Mirco Cattai, Antonacci Lapiccirella, Piva. & C. e Brun Fine Art
Firenze, 8 set. (askanews) – La Biennale internazionale dell’antiquariato di Firenze è uno degli appuntamenti più importanti al mondo per l’arte antica italiana. L’edizione 2026 si tiene a Palazzo Corsini dal 26 settembre al 4 ottobre e, in vista dell’evento, abbiamo incontrato alcuni dei galleristi che vi prenderanno parte, che hanno raccontato ad askanews che cosa porteranno nei loro stand.
“Quest’anno – ci ha detto Mirco Cattai – ho deciso di portare una serie di tappeti del 1500 e 1600 provenienti dall’area ottomana, cioè anatolica. Quindi presenterò i famosi tappeti che piacevano molto alle corti europee che già importavano in quell’epoca, che sono gli Ushak Lotto, l’Ushak Tintoretto e l’Ushak ad uccelli. E una serie di preghiere chiamate transilvane perché venivano acquistate o donate alle chiese luterane della Romania per decorarle internamente”.
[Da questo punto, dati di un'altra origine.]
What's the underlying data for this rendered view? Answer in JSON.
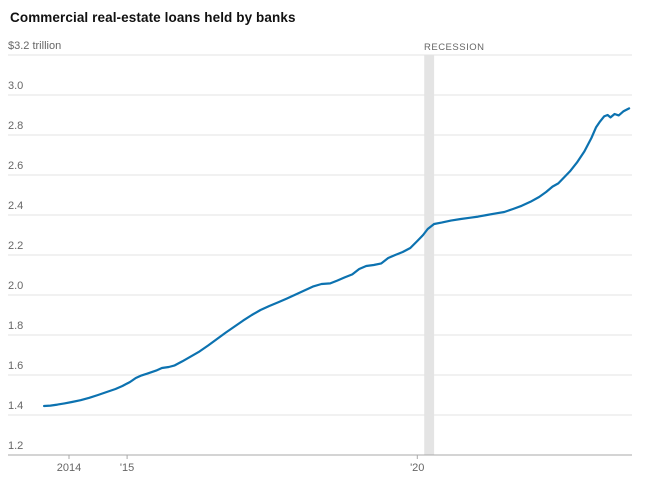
{
  "colors": {
    "background": "#ffffff",
    "line": "#0c72b0",
    "grid": "#e3e3e3",
    "axis": "#a8a8a8",
    "tick_text": "#666666",
    "title_text": "#111111",
    "recession_band": "#e4e4e4"
  },
  "chart_data": {
    "type": "line",
    "title": "Commercial real-estate loans held by banks",
    "unit": "$ trillion",
    "xlabel": "",
    "ylabel": "",
    "grid": true,
    "legend": "none",
    "xlim": [
      2013.5,
      2023.7
    ],
    "ylim": [
      1.2,
      3.2
    ],
    "y_ticks": [
      {
        "value": 3.2,
        "label": "$3.2 trillion"
      },
      {
        "value": 3.0,
        "label": "3.0"
      },
      {
        "value": 2.8,
        "label": "2.8"
      },
      {
        "value": 2.6,
        "label": "2.6"
      },
      {
        "value": 2.4,
        "label": "2.4"
      },
      {
        "value": 2.2,
        "label": "2.2"
      },
      {
        "value": 2.0,
        "label": "2.0"
      },
      {
        "value": 1.8,
        "label": "1.8"
      },
      {
        "value": 1.6,
        "label": "1.6"
      },
      {
        "value": 1.4,
        "label": "1.4"
      },
      {
        "value": 1.2,
        "label": "1.2"
      }
    ],
    "x_ticks": [
      {
        "value": 2014,
        "label": "2014"
      },
      {
        "value": 2015,
        "label": "'15"
      },
      {
        "value": 2020,
        "label": "'20"
      }
    ],
    "recession_band": {
      "start": 2020.12,
      "end": 2020.29,
      "label": "RECESSION"
    },
    "series": [
      {
        "name": "Commercial real-estate loans held by banks",
        "color": "#0c72b0",
        "points": [
          [
            2013.57,
            1.445
          ],
          [
            2013.68,
            1.447
          ],
          [
            2013.8,
            1.452
          ],
          [
            2013.92,
            1.458
          ],
          [
            2014.05,
            1.465
          ],
          [
            2014.2,
            1.474
          ],
          [
            2014.35,
            1.486
          ],
          [
            2014.5,
            1.5
          ],
          [
            2014.65,
            1.515
          ],
          [
            2014.8,
            1.53
          ],
          [
            2014.92,
            1.545
          ],
          [
            2015.05,
            1.565
          ],
          [
            2015.15,
            1.585
          ],
          [
            2015.25,
            1.598
          ],
          [
            2015.35,
            1.607
          ],
          [
            2015.5,
            1.622
          ],
          [
            2015.6,
            1.635
          ],
          [
            2015.72,
            1.64
          ],
          [
            2015.82,
            1.648
          ],
          [
            2015.95,
            1.668
          ],
          [
            2016.1,
            1.693
          ],
          [
            2016.25,
            1.718
          ],
          [
            2016.4,
            1.748
          ],
          [
            2016.55,
            1.78
          ],
          [
            2016.7,
            1.812
          ],
          [
            2016.85,
            1.842
          ],
          [
            2017.0,
            1.872
          ],
          [
            2017.15,
            1.9
          ],
          [
            2017.3,
            1.925
          ],
          [
            2017.45,
            1.945
          ],
          [
            2017.6,
            1.963
          ],
          [
            2017.75,
            1.982
          ],
          [
            2017.9,
            2.002
          ],
          [
            2018.05,
            2.022
          ],
          [
            2018.2,
            2.042
          ],
          [
            2018.35,
            2.055
          ],
          [
            2018.5,
            2.058
          ],
          [
            2018.62,
            2.072
          ],
          [
            2018.75,
            2.088
          ],
          [
            2018.88,
            2.103
          ],
          [
            2019.0,
            2.13
          ],
          [
            2019.12,
            2.145
          ],
          [
            2019.25,
            2.15
          ],
          [
            2019.38,
            2.158
          ],
          [
            2019.5,
            2.185
          ],
          [
            2019.62,
            2.2
          ],
          [
            2019.75,
            2.215
          ],
          [
            2019.88,
            2.235
          ],
          [
            2020.0,
            2.27
          ],
          [
            2020.1,
            2.3
          ],
          [
            2020.18,
            2.33
          ],
          [
            2020.29,
            2.355
          ],
          [
            2020.42,
            2.362
          ],
          [
            2020.58,
            2.372
          ],
          [
            2020.75,
            2.38
          ],
          [
            2020.9,
            2.386
          ],
          [
            2021.05,
            2.392
          ],
          [
            2021.2,
            2.4
          ],
          [
            2021.35,
            2.408
          ],
          [
            2021.5,
            2.415
          ],
          [
            2021.65,
            2.43
          ],
          [
            2021.8,
            2.446
          ],
          [
            2021.95,
            2.466
          ],
          [
            2022.1,
            2.49
          ],
          [
            2022.22,
            2.515
          ],
          [
            2022.33,
            2.542
          ],
          [
            2022.43,
            2.558
          ],
          [
            2022.53,
            2.588
          ],
          [
            2022.63,
            2.618
          ],
          [
            2022.75,
            2.662
          ],
          [
            2022.88,
            2.718
          ],
          [
            2023.0,
            2.785
          ],
          [
            2023.08,
            2.838
          ],
          [
            2023.15,
            2.868
          ],
          [
            2023.22,
            2.893
          ],
          [
            2023.28,
            2.9
          ],
          [
            2023.33,
            2.888
          ],
          [
            2023.4,
            2.905
          ],
          [
            2023.47,
            2.898
          ],
          [
            2023.55,
            2.918
          ],
          [
            2023.65,
            2.933
          ]
        ]
      }
    ]
  }
}
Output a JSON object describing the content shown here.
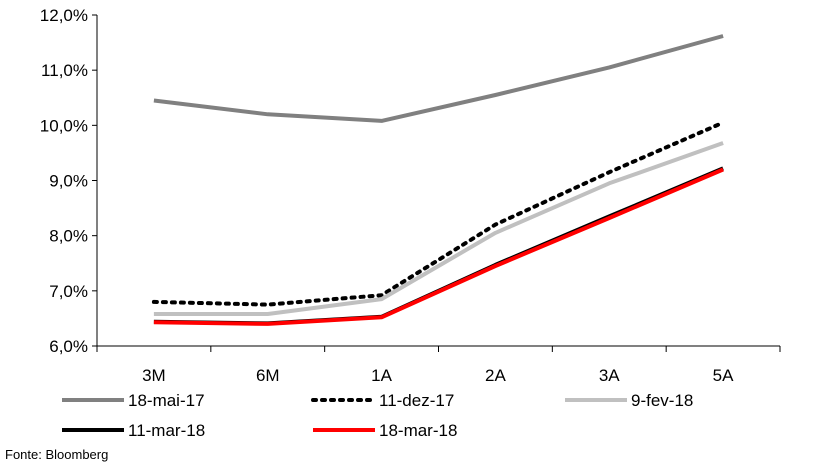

“Come ogni volta – ha aggiunto Francesca Antonacci di Antonacci Lapiccirella – ci concentriamo, cerchiamo di esporre e di proporre al pubblico delle opere inedite, come quest’anno che lo stand si concentra e gira intorno a tre opere iconiche di tre artisti italiani che erano protagonisti in quel momento, ossia nei primi anni del Novecento della scena artistica, che sono Attilio Selva, Giulio Aristide Sartorio e Vito Timmel”.